Methods that synthesize indoor 3D scenes from text prompts have wide-ranging applications in film production, interior design, video games, virtual reality, and synthetic data generation for training embodied agents. Existing approaches typically either train generative models from scratch or leverage vision-language models (VLMs). While VLMs achieve strong performance, particularly for complex or open-ended prompts, smaller task-specific models remain necessary for deployment on resource-constrained devices such as extended reality (XR) glasses or mobile phones. However, many generative approaches that train from scratch overlook the inherent graph structure of indoor scenes, which can limit scene coherence and realism. Conversely, methods that incorporate scene graphs either demand a user-provided semantic graph, which is generally inconvenient and restrictive, or rely on ground-truth relationship annotations, limiting their capacity to capture more varied object interactions.
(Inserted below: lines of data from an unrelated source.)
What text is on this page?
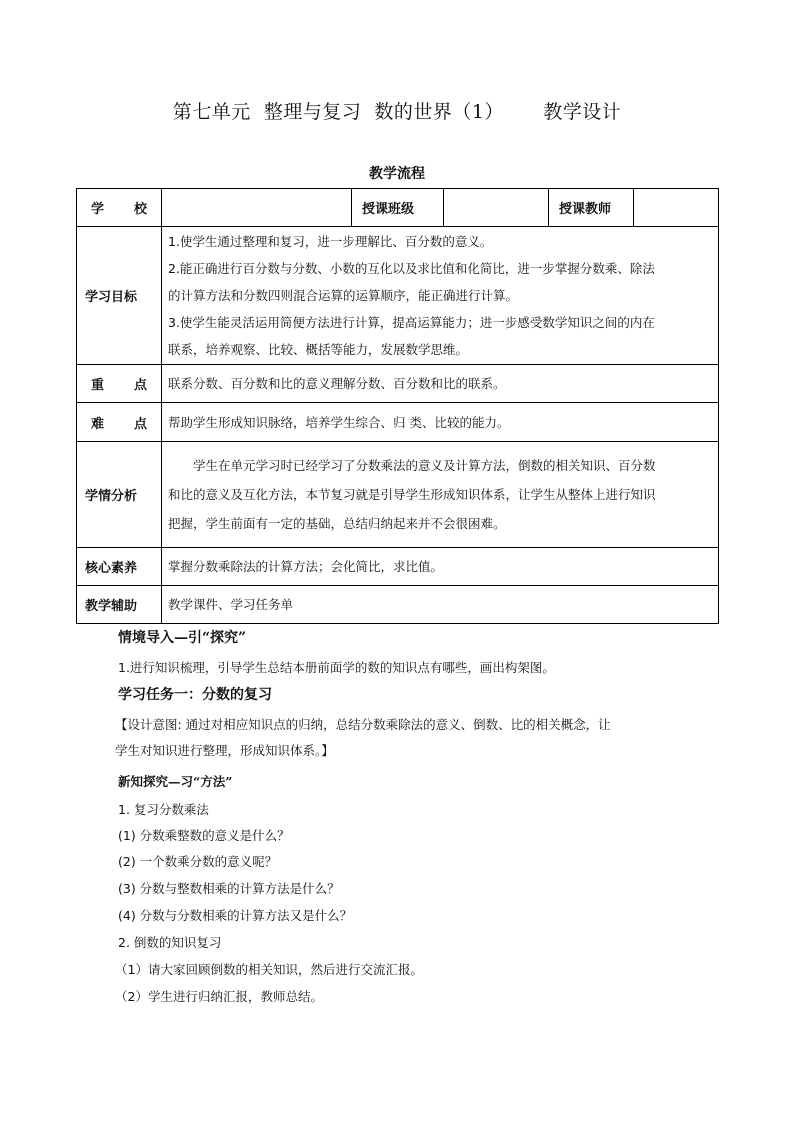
第七单元  整理与复习  数的世界（1）      教学设计
教学流程
学 校		授课班级		授课教师	
学习目标	1.使学生通过整理和复习，进一步理解比、百分数的意义。

2.能正确进行百分数与分数、小数的互化以及求比值和化简比，进一步掌握分数乘、除法

的计算方法和分数四则混合运算的运算顺序，能正确进行计算。

3.使学生能灵活运用简便方法进行计算，提高运算能力；进一步感受数学知识之间的内在

联系，培养观察、比较、概括等能力，发展数学思维。				

重 点	联系分数、百分数和比的意义理解分数、百分数和比的联系。				
难 点	帮助学生形成知识脉络，培养学生综合、归 类、比较的能力。				
学情分析	学生在单元学习时已经学习了分数乘法的意义及计算方法，倒数的相关知识、百分数
和比的意义及互化方法，本节复习就是引导学生形成知识体系，让学生从整体上进行知识
把握，学生前面有一定的基础，总结归纳起来并不会很困难。				

核心素养	掌握分数乘除法的计算方法；会化简比，求比值。				
教学辅助	教学课件、学习任务单				
情境导入—引“探究”
1.进行知识梳理，引导学生总结本册前面学的数的知识点有哪些，画出构架图。
学习任务一：分数的复习
【设计意图: 通过对相应知识点的归纳，总结分数乘除法的意义、倒数、比的相关概念，让
学生对知识进行整理，形成知识体系。】
新知探究—习“方法”
1. 复习分数乘法
(1) 分数乘整数的意义是什么？
(2) 一个数乘分数的意义呢？
(3) 分数与整数相乘的计算方法是什么？
(4) 分数与分数相乘的计算方法又是什么？
2. 倒数的知识复习
（1）请大家回顾倒数的相关知识，然后进行交流汇报。
（2）学生进行归纳汇报，教师总结。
To address these challenges, we introduce GeoSceneGraph, a method that synthesizes 3D scenes from text prompts by leveraging the graph structure and geometric symmetries of 3D scenes, without relying on predefined relationship classes. Despite not using ground-truth relationships, GeoSceneGraph achieves performance comparable to methods that do. Our model is built on equivariant graph neural networks (EGNNs), but existing EGNN approaches are typically limited to low-dimensional conditioning and are not designed to handle complex modalities such as text. We propose a simple and effective strategy for conditioning EGNNs on text features, and we validate our design through ablation studies.

Paper Structure

This paper contains 13 sections, 4 equations, 4 figures, 3 tables, 3 algorithms.

Figures (4)

  • Figure 1: Overall pipeline of our method. First, we encode the text prompt with a CLIP encoder, and use this text embedding to condition the diffusion process through all message passing steps in the denoising EGNN. Once object features are sampled with the denoising process, we generate the scene by retrieving objects via 1-NN search and positioning them with 3D coordinates and bounding box parameters.
  • Figure 2: EGNN Architecture. Our EGNN architecture denoises the noisy node features $[x + \epsilon_x,\, h + \epsilon_h]$ through a three-phase pipeline composed of MLP encoders, EGCL layers and MLP decoders. Our novelty is highlighted by the dotted red boxes.
  • Figure 3: Visual comparison of our method and baseline approaches for text-guided scene generation on the living room (top row), and dining room (bottom row) datasets.
  • Figure 4: Comparison visualizations of our method with DiffuScenetang2024diffuscene and InstructScenelin2024instructscene for different zero-shot tasks. Due to space constraints, we omit ATISS paschalidou2021atiss from the first three visualizations.